If you want to reproduce the problem, you would create a new application:

mix new conflict --sup
cd conflict
mkdir config
touch config/config.exs

And write those files:

# application.ex

defmodule Conflict.Application do
  # See https://hexdocs.pm/elixir/Application.html
  # for more information on OTP Applications
  @moduledoc false

  use Application

  @impl true
  def start(_type, _args) do
    children = [
      Conflict.ChildSup,
      {Registry, keys: :unique, name: Conflict.Reg}
    ]

    # See https://hexdocs.pm/elixir/Supervisor.html
    # for other strategies and supported options
    opts = [strategy: :one_for_one, name: Conflict.Supervisor]
    Supervisor.start_link(children, opts)
  end
end

defmodule Conflict.ChildSup do
  # Automatically defines child_spec/1
  use DynamicSupervisor

  def start_link(init_arg) do
    DynamicSupervisor.start_link(__MODULE__, init_arg, name: __MODULE__)
  end

  def start_child(child_spec) do
    DynamicSupervisor.start_child(__MODULE__, child_spec)
  end

  @impl true
  def init(_init_arg) do
    DynamicSupervisor.init(strategy: :one_for_one)
  end
end

defmodule Conflict.Child do
  use GenServer, restart: :transient

  def via(id) do
    {:via, Registry, {Conflict.Reg, {__MODULE__, id}}}
  end

  def start_link(id) do
    GenServer.start_link(__MODULE__, id, name: via(id))
  end

  def init(id) do
    IO.puts("child #{id} initialized")
    {:ok, id}
  end

  def handle_cast({:exec, f}, state) do
    {:reply, f.(), state}
  end
end

# config.exs

import Config

config :logger, :console,
  format: "$time $metadata[$level] $message\n",
  metadata: [:request_id]

config :logger,
  level: :debug,
  handle_otp_reports: true,
  handle_sasl_reports: true,
  # level: :warn,
  # compile_time_purge_matching: [[level_lower_than: :warn]],
  console: [format: "[$level] $levelpad$time $message\n", metadata: [:module]]

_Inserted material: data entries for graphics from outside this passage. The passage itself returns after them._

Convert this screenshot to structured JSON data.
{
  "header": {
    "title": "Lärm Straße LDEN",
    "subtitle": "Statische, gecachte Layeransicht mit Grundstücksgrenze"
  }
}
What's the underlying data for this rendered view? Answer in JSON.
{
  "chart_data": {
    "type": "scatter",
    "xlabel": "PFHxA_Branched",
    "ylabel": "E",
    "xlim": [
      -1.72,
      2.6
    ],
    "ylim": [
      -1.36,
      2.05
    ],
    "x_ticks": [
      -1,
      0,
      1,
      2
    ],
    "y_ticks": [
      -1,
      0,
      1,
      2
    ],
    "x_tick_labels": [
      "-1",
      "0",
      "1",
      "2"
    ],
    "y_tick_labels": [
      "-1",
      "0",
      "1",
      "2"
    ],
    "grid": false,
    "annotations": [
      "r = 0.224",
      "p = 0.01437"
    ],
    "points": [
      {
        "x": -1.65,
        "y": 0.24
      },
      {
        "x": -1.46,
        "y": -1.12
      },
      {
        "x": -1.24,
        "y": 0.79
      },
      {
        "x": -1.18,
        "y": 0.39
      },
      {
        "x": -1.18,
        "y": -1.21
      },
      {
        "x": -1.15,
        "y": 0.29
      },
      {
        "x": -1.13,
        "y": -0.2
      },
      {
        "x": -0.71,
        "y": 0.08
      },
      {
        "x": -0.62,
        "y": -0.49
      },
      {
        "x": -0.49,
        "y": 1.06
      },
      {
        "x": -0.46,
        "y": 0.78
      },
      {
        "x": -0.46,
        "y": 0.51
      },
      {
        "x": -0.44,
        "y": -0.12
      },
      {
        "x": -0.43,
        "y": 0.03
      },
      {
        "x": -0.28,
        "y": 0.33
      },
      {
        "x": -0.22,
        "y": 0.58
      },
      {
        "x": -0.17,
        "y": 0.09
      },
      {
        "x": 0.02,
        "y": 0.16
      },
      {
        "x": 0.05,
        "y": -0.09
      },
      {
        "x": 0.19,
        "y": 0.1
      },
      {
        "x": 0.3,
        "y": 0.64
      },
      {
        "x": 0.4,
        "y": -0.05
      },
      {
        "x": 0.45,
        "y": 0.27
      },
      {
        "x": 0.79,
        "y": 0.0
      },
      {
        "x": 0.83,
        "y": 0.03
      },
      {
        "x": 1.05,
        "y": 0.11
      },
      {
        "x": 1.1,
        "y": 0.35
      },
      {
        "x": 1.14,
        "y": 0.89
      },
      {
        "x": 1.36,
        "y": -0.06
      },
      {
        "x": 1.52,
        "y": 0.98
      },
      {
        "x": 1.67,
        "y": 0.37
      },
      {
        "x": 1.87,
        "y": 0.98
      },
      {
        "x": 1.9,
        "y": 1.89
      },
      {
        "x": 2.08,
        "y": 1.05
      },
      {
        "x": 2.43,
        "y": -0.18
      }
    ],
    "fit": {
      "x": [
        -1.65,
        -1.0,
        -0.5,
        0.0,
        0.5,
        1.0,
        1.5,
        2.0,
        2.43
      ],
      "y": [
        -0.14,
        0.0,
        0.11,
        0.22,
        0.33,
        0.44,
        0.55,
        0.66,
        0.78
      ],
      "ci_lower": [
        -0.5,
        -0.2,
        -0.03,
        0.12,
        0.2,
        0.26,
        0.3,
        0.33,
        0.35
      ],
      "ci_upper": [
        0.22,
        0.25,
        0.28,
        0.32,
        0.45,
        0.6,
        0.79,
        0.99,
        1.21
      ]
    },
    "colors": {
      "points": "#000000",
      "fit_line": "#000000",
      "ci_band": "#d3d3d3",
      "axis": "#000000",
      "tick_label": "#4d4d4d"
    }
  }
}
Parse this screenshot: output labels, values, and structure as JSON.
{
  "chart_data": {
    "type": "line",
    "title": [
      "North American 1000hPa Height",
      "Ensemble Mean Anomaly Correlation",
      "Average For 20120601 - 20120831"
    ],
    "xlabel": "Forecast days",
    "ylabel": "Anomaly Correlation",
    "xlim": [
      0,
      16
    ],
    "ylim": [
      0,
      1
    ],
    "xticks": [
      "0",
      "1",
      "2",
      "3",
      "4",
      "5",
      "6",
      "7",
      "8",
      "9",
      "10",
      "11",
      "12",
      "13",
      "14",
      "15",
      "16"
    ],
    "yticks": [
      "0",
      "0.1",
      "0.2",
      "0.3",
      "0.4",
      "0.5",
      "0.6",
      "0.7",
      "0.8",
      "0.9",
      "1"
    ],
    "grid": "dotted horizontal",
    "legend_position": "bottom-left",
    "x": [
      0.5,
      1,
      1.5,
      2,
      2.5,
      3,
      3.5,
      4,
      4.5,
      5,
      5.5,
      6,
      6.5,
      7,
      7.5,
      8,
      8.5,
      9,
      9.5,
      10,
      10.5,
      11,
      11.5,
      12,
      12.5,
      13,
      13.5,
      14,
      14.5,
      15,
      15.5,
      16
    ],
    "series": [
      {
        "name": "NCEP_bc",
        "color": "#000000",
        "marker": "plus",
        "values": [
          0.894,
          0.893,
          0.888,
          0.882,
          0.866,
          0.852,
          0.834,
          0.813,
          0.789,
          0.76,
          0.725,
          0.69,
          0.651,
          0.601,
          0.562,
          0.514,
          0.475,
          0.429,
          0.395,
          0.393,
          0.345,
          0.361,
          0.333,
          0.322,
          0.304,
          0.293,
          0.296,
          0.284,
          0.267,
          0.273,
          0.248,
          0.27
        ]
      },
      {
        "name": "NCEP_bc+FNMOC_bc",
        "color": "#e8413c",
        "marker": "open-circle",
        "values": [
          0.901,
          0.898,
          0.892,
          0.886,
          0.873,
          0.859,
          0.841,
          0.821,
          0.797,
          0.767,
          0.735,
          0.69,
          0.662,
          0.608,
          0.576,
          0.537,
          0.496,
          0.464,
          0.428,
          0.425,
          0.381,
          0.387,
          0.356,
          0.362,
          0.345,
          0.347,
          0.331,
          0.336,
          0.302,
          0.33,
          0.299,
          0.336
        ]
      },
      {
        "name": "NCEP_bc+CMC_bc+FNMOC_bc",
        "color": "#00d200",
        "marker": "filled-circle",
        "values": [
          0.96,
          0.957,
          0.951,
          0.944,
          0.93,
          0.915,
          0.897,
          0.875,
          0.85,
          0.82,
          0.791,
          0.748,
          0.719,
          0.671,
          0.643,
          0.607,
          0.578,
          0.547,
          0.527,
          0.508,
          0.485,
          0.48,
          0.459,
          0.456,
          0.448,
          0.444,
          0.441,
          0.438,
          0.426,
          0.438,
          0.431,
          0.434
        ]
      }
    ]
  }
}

Then create a tt.exs file at the root of the project with that content:

defmodule Conflict.Test do
  def force_start(id) do
    case Conflict.ChildSup.start_child({Conflict.Child, id}) do
      {:ok, pid} ->
        IO.puts("started #{id}")
        :ok

      {:error, {:already_started, _}} ->
        force_start(id)
    end
  end
end

:ok = Conflict.Test.force_start(:one)
{starter, ref} = spawn_monitor(fn -> Conflict.Test.force_start(:one) end)
GenServer.cast(Conflict.Child.via(:one), {:exec, fn -> exit(:byebye) end})

receive do
  {:DOWN, ^ref, :process, ^starter, reason} ->
    IO.puts("second started down: #{inspect(reason)}")
  after 1000 ->
    IO.puts "it did not work, please retry"
    exit(:normal)
end

And run mix run tt.exs. The race condition does not always happen, you may
have to retry.

lud · August 31, 2021, 1:36pm

As a temporary solution I convert the :already_started returns from GenServer.start_link/3 into a :ignore result. But that means that in the calling code that want to send an event to a process, I do not know if that :ignore is a true one, or just because the process is started already. So I have to retry to fetch the existing pid even though I will have 5 :ignores (if my retry-to-fetch-the-pid is caped at 5). Or I could run a SELECT in database to verify that the ID I work with exists, but it feels unsatisfying.

I would like to have the possibility to customize the DynamicSupervisor to consider already started errors as fine, but still return the error tuple to the caller.